Considering anti-bribery risks emerging from the Foreign Corrupt Practices Act on the anti-bribery risks. Element level controls may remember clear strategies against utilizing affiliates or specialists for developing markets where any of the principals are "politically exposed people." It could require the utilization of outside assistance that performs historical verifications on outsiders abroad. The organization may even structure its tasks to abstain from utilizing operators completely in high-risk nations.
SOX has contributed significantly to improving business processes and adding value. Key areas include strengthening control structures and prioritizing risks. SOX embeds a structured, comprehensive risk management framework into the organizations' culture. With a unified control framework like COBIT, organizations have been able to improve the interrelation of control, risk management, timely mitigation, and coordination. As a result, this leads to business benefits like the improved performance of Audits, increased effective operations, and highly reliable financial reports. For the sake of improved business and more profits, organizations ought to stop the vicious cycle and make a change now by adapting the Sarbanes-Oxley (SOX) Act.
References
Canary, H. E., & Jennings, M. M. (2008). Principles and influence in codes of ethics: A centring resonance analysis comparing pre-and post-Sarbanes-Oxley codes of ethics. Journal of Business Ethics, 80(2), 263-278.

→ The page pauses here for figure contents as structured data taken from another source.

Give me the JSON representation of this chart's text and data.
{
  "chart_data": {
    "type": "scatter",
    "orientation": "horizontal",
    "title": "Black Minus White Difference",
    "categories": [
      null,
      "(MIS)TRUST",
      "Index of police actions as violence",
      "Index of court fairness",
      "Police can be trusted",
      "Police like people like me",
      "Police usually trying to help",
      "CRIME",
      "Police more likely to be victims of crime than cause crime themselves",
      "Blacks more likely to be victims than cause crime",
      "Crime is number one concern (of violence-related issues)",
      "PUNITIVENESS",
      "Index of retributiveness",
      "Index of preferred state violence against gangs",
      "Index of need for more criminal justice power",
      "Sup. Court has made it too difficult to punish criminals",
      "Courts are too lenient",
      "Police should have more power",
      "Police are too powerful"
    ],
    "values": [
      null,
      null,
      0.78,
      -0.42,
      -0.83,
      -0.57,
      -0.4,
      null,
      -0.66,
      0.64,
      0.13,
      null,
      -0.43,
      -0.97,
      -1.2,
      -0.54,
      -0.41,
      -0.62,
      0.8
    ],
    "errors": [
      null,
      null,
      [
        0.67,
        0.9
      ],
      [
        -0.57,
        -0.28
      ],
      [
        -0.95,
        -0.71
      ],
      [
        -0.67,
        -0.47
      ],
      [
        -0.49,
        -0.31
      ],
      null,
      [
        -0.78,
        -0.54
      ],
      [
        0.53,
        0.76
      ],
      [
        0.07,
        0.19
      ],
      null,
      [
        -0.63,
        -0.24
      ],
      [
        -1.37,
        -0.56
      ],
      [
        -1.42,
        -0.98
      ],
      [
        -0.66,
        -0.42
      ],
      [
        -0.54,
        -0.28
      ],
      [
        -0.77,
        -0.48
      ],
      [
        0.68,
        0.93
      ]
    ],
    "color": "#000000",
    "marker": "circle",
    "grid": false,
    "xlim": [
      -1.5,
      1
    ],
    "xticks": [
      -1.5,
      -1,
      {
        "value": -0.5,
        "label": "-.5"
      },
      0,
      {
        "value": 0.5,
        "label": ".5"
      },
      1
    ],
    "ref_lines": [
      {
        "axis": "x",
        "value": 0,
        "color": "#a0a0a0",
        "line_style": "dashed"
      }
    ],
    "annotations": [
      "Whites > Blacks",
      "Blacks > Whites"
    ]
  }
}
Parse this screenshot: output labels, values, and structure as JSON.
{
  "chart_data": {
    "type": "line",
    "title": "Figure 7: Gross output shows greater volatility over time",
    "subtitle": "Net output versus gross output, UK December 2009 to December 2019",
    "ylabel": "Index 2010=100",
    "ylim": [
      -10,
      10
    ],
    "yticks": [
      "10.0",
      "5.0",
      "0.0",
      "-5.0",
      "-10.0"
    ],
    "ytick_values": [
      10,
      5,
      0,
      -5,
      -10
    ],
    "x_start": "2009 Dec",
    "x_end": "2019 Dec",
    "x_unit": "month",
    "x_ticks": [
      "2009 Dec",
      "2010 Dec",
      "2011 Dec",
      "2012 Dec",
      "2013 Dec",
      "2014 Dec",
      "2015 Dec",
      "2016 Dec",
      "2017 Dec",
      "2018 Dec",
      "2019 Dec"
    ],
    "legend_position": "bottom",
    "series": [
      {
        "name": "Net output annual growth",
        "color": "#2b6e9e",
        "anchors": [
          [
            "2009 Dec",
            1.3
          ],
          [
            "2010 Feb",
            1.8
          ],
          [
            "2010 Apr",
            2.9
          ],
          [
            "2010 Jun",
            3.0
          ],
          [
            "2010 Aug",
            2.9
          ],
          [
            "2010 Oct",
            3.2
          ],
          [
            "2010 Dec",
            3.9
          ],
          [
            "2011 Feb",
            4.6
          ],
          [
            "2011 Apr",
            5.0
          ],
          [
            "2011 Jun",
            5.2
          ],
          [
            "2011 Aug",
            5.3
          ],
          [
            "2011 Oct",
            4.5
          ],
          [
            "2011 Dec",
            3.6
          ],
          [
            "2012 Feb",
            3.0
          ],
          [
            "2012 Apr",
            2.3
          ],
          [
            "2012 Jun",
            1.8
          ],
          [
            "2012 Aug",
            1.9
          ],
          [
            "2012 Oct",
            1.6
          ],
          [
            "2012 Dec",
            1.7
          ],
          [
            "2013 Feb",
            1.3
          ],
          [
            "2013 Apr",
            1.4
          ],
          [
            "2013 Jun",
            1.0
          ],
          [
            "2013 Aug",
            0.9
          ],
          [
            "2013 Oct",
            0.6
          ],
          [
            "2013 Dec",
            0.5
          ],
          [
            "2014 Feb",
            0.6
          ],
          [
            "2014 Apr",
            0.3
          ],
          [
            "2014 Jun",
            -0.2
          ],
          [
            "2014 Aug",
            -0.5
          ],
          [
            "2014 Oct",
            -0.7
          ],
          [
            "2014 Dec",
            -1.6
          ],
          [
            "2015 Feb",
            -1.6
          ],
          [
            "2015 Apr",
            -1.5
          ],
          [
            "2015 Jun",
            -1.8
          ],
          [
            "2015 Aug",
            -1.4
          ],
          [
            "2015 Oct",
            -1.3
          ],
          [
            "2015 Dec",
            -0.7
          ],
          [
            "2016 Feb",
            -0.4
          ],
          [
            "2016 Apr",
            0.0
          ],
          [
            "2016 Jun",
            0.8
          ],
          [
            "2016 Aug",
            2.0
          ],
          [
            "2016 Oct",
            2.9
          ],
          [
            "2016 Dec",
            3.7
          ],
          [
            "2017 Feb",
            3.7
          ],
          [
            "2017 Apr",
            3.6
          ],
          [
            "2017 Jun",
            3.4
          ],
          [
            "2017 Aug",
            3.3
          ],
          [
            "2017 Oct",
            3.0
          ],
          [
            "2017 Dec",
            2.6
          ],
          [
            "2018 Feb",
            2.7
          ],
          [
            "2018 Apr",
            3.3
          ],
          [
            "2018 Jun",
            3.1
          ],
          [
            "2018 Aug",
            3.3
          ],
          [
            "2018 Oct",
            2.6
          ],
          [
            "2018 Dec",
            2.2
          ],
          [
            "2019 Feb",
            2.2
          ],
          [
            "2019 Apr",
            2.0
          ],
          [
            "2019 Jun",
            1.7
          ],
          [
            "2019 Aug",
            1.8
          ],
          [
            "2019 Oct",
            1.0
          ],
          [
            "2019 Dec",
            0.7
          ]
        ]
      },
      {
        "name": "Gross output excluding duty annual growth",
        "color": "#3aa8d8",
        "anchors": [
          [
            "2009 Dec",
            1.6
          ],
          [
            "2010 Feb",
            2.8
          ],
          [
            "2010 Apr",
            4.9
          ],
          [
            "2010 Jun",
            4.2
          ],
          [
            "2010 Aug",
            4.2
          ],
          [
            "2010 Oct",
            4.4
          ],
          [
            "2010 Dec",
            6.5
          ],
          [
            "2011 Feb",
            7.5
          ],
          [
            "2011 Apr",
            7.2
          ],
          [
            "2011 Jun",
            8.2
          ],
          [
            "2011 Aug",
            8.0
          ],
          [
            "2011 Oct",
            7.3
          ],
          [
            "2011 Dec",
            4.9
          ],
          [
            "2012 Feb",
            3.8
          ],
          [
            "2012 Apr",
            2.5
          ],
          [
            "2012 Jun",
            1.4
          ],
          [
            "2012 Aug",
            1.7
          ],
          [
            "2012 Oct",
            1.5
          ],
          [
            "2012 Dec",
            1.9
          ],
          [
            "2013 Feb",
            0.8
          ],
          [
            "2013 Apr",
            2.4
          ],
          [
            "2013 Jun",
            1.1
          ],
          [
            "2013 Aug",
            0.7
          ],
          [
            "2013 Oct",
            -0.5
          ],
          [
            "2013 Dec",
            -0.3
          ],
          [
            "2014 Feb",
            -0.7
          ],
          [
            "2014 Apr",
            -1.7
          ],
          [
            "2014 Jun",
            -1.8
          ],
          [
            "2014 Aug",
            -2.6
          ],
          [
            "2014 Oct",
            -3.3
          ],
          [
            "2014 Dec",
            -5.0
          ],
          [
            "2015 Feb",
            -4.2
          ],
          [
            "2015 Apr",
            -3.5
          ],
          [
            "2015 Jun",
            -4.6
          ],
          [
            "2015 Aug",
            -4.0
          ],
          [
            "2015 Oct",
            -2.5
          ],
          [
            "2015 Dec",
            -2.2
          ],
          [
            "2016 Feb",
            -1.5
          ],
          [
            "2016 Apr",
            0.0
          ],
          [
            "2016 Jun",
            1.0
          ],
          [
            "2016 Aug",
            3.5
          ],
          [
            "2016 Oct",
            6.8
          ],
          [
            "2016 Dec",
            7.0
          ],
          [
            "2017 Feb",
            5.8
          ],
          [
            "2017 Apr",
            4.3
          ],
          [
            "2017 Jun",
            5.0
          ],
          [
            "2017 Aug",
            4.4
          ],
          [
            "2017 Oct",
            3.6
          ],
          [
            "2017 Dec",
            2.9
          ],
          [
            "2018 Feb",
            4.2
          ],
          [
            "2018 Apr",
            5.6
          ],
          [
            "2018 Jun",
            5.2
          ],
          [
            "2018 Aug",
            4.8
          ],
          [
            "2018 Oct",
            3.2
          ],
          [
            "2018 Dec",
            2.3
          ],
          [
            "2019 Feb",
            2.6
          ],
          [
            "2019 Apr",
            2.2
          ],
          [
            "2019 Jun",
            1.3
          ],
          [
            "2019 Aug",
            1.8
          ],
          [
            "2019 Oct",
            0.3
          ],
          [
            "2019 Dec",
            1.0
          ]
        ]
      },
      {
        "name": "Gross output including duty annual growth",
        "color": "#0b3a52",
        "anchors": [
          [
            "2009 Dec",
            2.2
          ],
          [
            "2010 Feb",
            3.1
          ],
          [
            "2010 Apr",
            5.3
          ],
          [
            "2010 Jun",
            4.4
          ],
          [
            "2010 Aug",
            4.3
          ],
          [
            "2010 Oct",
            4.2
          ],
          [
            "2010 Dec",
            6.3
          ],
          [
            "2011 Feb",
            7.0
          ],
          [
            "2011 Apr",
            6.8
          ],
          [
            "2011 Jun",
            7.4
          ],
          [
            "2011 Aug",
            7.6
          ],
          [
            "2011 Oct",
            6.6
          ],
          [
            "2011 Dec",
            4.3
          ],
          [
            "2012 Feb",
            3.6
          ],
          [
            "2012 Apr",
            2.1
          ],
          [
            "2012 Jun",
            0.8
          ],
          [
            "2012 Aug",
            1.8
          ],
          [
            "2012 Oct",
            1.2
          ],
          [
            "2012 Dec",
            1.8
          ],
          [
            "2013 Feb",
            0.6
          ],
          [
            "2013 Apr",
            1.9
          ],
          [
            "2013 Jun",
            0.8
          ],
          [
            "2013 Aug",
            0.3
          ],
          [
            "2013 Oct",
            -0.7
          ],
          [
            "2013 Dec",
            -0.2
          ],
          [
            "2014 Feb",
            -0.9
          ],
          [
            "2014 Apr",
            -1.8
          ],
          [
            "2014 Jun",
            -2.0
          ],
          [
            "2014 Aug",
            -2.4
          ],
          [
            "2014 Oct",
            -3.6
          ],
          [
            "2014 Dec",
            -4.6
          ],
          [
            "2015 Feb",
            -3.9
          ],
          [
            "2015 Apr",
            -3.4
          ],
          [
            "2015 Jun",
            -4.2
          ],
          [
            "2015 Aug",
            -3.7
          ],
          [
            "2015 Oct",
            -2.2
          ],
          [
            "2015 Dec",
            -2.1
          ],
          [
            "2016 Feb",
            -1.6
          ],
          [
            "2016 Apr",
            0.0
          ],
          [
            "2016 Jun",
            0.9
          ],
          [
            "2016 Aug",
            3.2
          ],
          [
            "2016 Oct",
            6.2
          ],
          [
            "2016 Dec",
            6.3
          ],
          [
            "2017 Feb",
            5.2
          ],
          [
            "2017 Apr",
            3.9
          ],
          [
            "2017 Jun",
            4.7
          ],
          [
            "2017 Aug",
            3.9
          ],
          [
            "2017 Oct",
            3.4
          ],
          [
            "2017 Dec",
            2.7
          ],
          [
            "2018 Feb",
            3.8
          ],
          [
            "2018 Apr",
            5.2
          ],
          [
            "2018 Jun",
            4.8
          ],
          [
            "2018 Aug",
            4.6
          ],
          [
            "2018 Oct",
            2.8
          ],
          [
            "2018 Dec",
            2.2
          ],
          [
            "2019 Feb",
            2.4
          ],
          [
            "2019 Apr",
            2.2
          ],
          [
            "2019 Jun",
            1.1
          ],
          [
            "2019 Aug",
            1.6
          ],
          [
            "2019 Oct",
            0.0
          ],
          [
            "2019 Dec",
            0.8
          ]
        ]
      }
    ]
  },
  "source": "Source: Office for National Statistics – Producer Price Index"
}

Dhillon, G., & Mishra, S. (2006). The Impact of the Sarbanes-Oxley (SOX) Act on Information Security. In Enterprise information systems assurance and system security: managerial and technical issues (pp. 62-79). IGI Global.
Karanja, E., & Zaveri, J. (2014). Ramifications of the Sarbanes Oxley (SOX) Act on IT governance. International journal of accounting and information management.
Kim, N. Y., Robles, R. J., Cho, S. E., Lee, Y. S. & Kim, T. H. (2008, October). SOX act and IT security governance. In 2008 International Symposium on Ubiquitous Multimedia Computing (pp. 218-221). IEEE.